Shoddy journalism from the Guardian & The Daily Telegraph
Late to the party, the Guardian gave Liz Smith the opportunity to speak on behalf of coeliacs. Smith who runs a proof reading, editing & freelance writing service, headed her piece with:
Why are top chefs cooking up such a fuss on allergy labelling?
and this picture:
Now as the Roux family are a culinary dynasty, with at least four of them being chefs, you could possibly understand how Smith may have mistook one for another. But no, she then reinforces that she’s clueless with:
I’m still disappointed in the likes of Michel Roux Jr and Prue Leith, who should be leading the way in making it easier for everyone to enjoy good food.
FYI Liz, it was Michel Roux Jnr’s father, Albert Roux who signed it 😉
Smith then drones on in a ‘woe is me’ style for 596words about how hard it is for somebody with her condition. Whilst we all pity those with dietary requirements, it is a fact of life, adapt to your situation & get on with it, I have to.
Again, Smith is clearly part of this pact that is under the illusion that menus have to be labelled in some sort of way. They don’t, & quite frankly I really struggle with somebody who written a piece like this for a national paper, & can’t even bothered to do any research for it. She bangs the drum of this letter being ‘100 Top chefs‘, yet as I demonstrated earlier it is anything but.

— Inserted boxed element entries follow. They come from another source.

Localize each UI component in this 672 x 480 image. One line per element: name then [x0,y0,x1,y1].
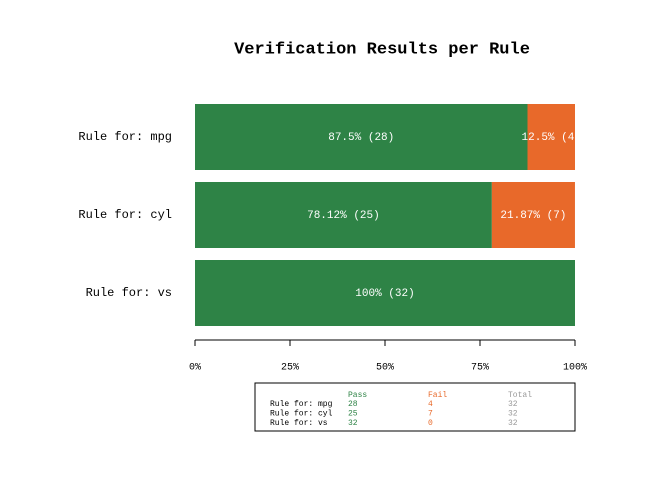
bar-segment [491,182,575,248]
bar-segment [195,182,492,248]
table-cell: 32 [348,419,358,428]
table-cell: 7 [428,410,433,419]
x-tick-label: 100% [563,363,587,374]
x-tick-label: 50% [376,363,394,374]
x-tick-label: 75% [471,363,489,374]
table-cell: 32 [508,400,518,409]
table-cell: 0 [428,419,433,428]
y-tick-label: Rule for: vs [86,286,172,300]
table-cell: 32 [508,419,518,428]
value-label: 100% (32) [355,288,414,300]
bar-segment [527,104,575,170]
bar-segment [195,104,528,170]
x-tick-label: 0% [189,363,201,374]
y-tick-label: Rule for: mpg [78,130,172,144]
x-tick-label: 25% [281,363,299,374]
table-row-name: Rule for: mpg [270,400,333,409]
table-cell: 25 [348,410,358,419]
value-label: 78.12% (25) [307,210,380,222]
value-label: 12.5% (4) [522,132,581,144]
table-header: Total [508,391,532,400]
table-cell: 28 [348,400,358,409]
table-box [254,382,576,432]
value-label: 87.5% (28) [328,132,394,144]
value-label: 21.87% (7) [500,210,566,222]
table-header: Fail [428,391,447,400]
table-header: Pass [348,391,367,400]
table-row-name: Rule for: vs [270,419,328,428]
bar-segment [195,260,575,326]
y-tick-label: Rule for: cyl [78,208,172,222]
table-cell: 32 [508,410,518,419]
table-row-name: Rule for: cyl [270,410,333,419]
chart-title: Verification Results per Rule [234,40,530,59]
table-cell: 4 [428,400,433,409]
plot-area: 87.5% (28) 12.5% (4) 78.12% (25) 21.87% (7)… [195,104,581,326]
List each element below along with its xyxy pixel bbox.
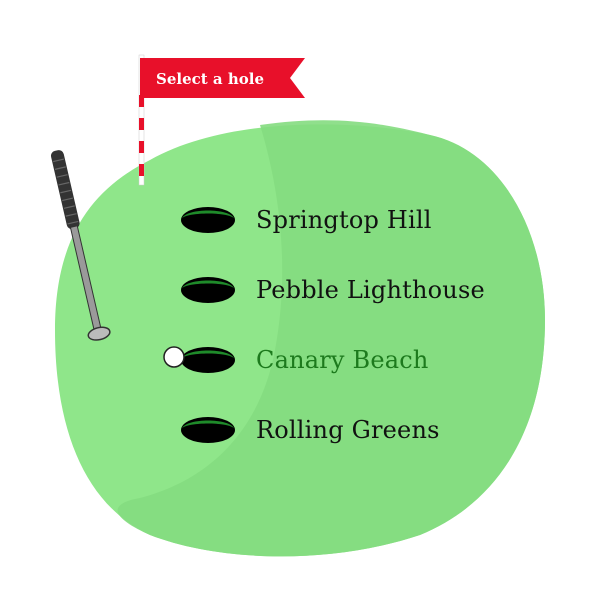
hole-label: Canary Beach xyxy=(256,346,429,374)
golf-hole-icon xyxy=(180,206,236,234)
flag-icon xyxy=(140,58,305,98)
hole-option-canary-beach[interactable]: Canary Beach xyxy=(163,325,560,395)
hole-menu: Springtop Hill Pebble Lighthouse xyxy=(163,185,560,465)
hole-option-springtop-hill[interactable]: Springtop Hill xyxy=(180,185,560,255)
hole-label: Springtop Hill xyxy=(256,206,432,234)
flag-label: Select a hole xyxy=(156,70,264,88)
flag-pole xyxy=(138,54,145,186)
hole-option-pebble-lighthouse[interactable]: Pebble Lighthouse xyxy=(180,255,560,325)
hole-label: Rolling Greens xyxy=(256,416,440,444)
hole-option-rolling-greens[interactable]: Rolling Greens xyxy=(180,395,560,465)
green-shade xyxy=(117,120,545,557)
golf-club-icon xyxy=(50,150,111,341)
golf-ball-icon xyxy=(163,346,185,368)
golf-hole-icon xyxy=(180,416,236,444)
hole-label: Pebble Lighthouse xyxy=(256,276,485,304)
golf-hole-icon xyxy=(163,346,236,374)
golf-hole-icon xyxy=(180,276,236,304)
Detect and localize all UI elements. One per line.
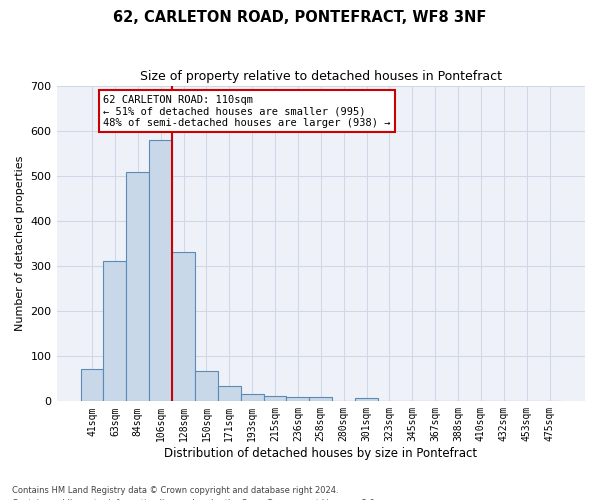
Bar xyxy=(355,398,378,402)
Bar xyxy=(218,386,241,402)
Bar xyxy=(127,172,149,402)
X-axis label: Distribution of detached houses by size in Pontefract: Distribution of detached houses by size … xyxy=(164,447,478,460)
Bar xyxy=(80,369,103,402)
Bar xyxy=(310,397,332,402)
Bar xyxy=(263,396,286,402)
Text: Contains public sector information licensed under the Open Government Licence v3: Contains public sector information licen… xyxy=(12,498,377,500)
Bar xyxy=(149,140,172,402)
Bar xyxy=(241,394,263,402)
Bar xyxy=(103,260,127,402)
Y-axis label: Number of detached properties: Number of detached properties xyxy=(15,156,25,331)
Bar xyxy=(172,252,195,402)
Title: Size of property relative to detached houses in Pontefract: Size of property relative to detached ho… xyxy=(140,70,502,83)
Bar xyxy=(286,397,310,402)
Text: 62, CARLETON ROAD, PONTEFRACT, WF8 3NF: 62, CARLETON ROAD, PONTEFRACT, WF8 3NF xyxy=(113,10,487,25)
Text: 62 CARLETON ROAD: 110sqm
← 51% of detached houses are smaller (995)
48% of semi-: 62 CARLETON ROAD: 110sqm ← 51% of detach… xyxy=(103,94,391,128)
Text: Contains HM Land Registry data © Crown copyright and database right 2024.: Contains HM Land Registry data © Crown c… xyxy=(12,486,338,495)
Bar xyxy=(195,370,218,402)
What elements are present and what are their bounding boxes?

The Food Standards Authority also replied to the ‘100 Top chefs’ letter, again highlighting how shoddy the journalism had been around the whole subject:
The reality is this, the FIC allergen regulations are an addition to a chef’s/management’s workload, something that 99% of people in the industry won’t get paid extra for. But, if it means that staff are better educated & trained, and customer’s welfare is insured, then the likelihood of more victims like Shahida Shahid, who died from eating a contaminated burger, has to be a good thing.
Prue Leith’s view is blinkered at best, naive at worst; and unfortunately we live in a world far removed from when she last stood at a stove. Customer safety & well being has to be a priority, & if Ms Leith thinks that a £5,000 fine is the biggest of her worries, then she should think again.